Son épouse Hélène fut également chargée de mission pour lui, mais uniquement au ministère de la Marine.
Sur proposition du ministère de la Justice, il avait été nommé chevalier de la Légion d’honneur par décret du 12 janvier 1929, en qualité d’avocat à la cour d’appel de Paris et membre du Conseil de l’Ordre.

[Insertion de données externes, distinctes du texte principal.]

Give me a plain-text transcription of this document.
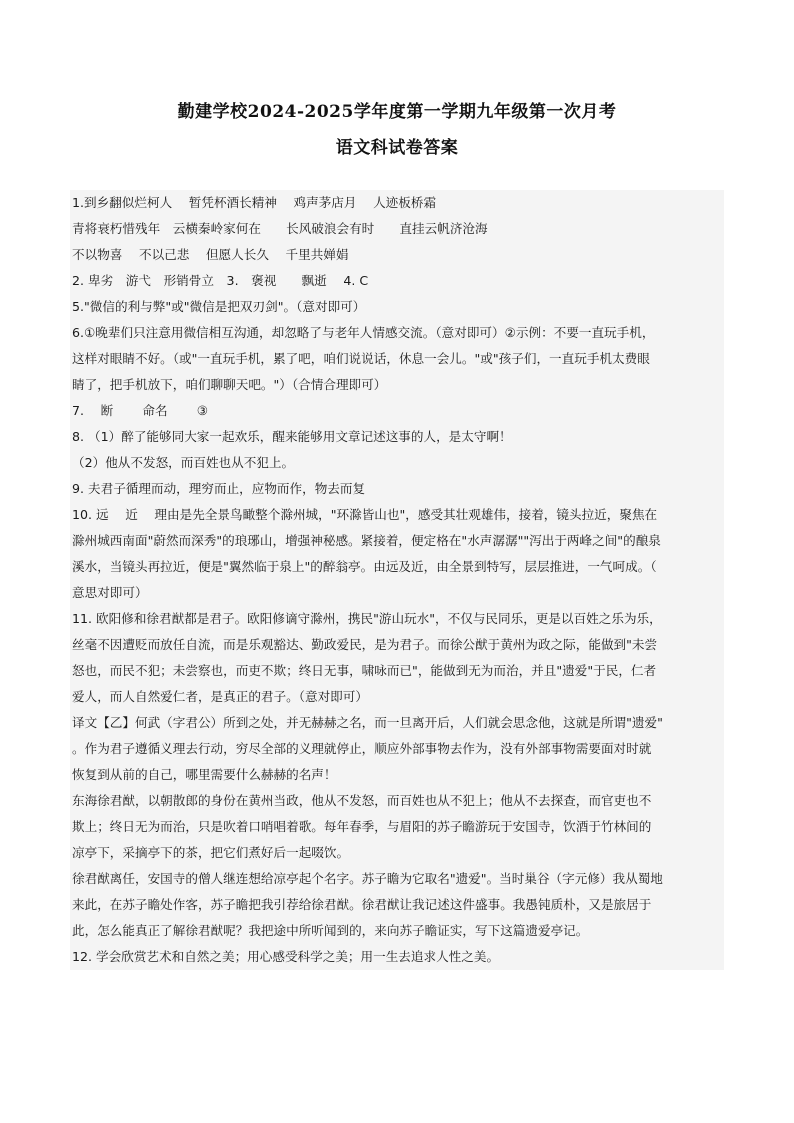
勤建学校2024-2025学年度第一学期九年级第一次月考
语文科试卷答案
1.到乡翻似烂柯人　 暂凭杯酒长精神　 鸡声茅店月　 人迹板桥霜
青将衰朽惜残年　云横秦岭家何在　　长风破浪会有时　　直挂云帆济沧海
不以物喜　 不以己悲　 但愿人长久　 千里共婵娟
2. 卑劣　游弋　形销骨立　3.　褒视　　飘逝　 4. C
5."微信的利与弊"或"微信是把双刃剑"。（意对即可）
6.①晚辈们只注意用微信相互沟通，却忽略了与老年人情感交流。（意对即可）②示例：不要一直玩手机，
这样对眼睛不好。（或"一直玩手机，累了吧，咱们说说话，休息一会儿。"或"孩子们，一直玩手机太费眼
睛了，把手机放下，咱们聊聊天吧。"）（合情合理即可）
7.　 断　　 命名　　 ③
8. （1）醉了能够同大家一起欢乐，醒来能够用文章记述这事的人，是太守啊！
（2）他从不发怒，而百姓也从不犯上。
9. 夫君子循理而动，理穷而止，应物而作，物去而复
10. 远　 近　 理由是先全景鸟瞰整个滁州城，"环滁皆山也"，感受其壮观雄伟，接着，镜头拉近，聚焦在
滁州城西南面"蔚然而深秀"的琅琊山，增强神秘感。紧接着，便定格在"水声潺潺""泻出于两峰之间"的酿泉
溪水，当镜头再拉近，便是"翼然临于泉上"的醉翁亭。由远及近，由全景到特写，层层推进，一气呵成。（
意思对即可）
11. 欧阳修和徐君猷都是君子。欧阳修谪守滁州，携民"游山玩水"，不仅与民同乐，更是以百姓之乐为乐，
丝毫不因遭贬而放任自流，而是乐观豁达、勤政爱民，是为君子。而徐公猷于黄州为政之际，能做到"未尝
怒也，而民不犯；未尝察也，而吏不欺；终日无事，啸咏而已"，能做到无为而治，并且"遗爱"于民，仁者
爱人，而人自然爱仁者，是真正的君子。（意对即可）
译文【乙】何武（字君公）所到之处，并无赫赫之名，而一旦离开后，人们就会思念他，这就是所谓"遗爱"
。作为君子遵循义理去行动，穷尽全部的义理就停止，顺应外部事物去作为，没有外部事物需要面对时就
恢复到从前的自己，哪里需要什么赫赫的名声！
东海徐君猷，以朝散郎的身份在黄州当政，他从不发怒，而百姓也从不犯上；他从不去探查，而官吏也不
欺上；终日无为而治，只是吹着口哨唱着歌。每年春季，与眉阳的苏子瞻游玩于安国寺，饮酒于竹林间的
凉亭下，采摘亭下的茶，把它们煮好后一起啜饮。
徐君猷离任，安国寺的僧人继连想给凉亭起个名字。苏子瞻为它取名"遗爱"。当时巢谷（字元修）我从蜀地
来此，在苏子瞻处作客，苏子瞻把我引荐给徐君猷。徐君猷让我记述这件盛事。我愚钝质朴，又是旅居于
此，怎么能真正了解徐君猷呢？我把途中所听闻到的，来向苏子瞻证实，写下这篇遗爱亭记。
12. 学会欣赏艺术和自然之美；用心感受科学之美；用一生去追求人性之美。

Le 14 juin 1940, alors que l’armée allemande entrait dans Paris, le Gouvernement de Paul Reynaud se replia à Bordeaux. Hélène Campinchi suivit son mari, ministre de la Marine Mi1ilitaire. Après le dernier conseil des ministres tenu sous la présidence de Paul Reynaud dans le grand salon de l’hôtel de Nesmond à Bordeaux le dimanche 16 juin 1940 dans l’après-midi, le Gouvernement démissionna pour céder le pouvoir· au Maréchal Pétain.
Ce voyage est présenté selon l’essai de Pierre Fourneret, fils de Georges Fourneret, Directeur des services de Sécurité du Protectorat du Maroc à Casablanca depuis le 6 octobre 1937. Auparavant il était sous-préfet à Bar-sur-Aube .                                                                                                                                                                                                                                       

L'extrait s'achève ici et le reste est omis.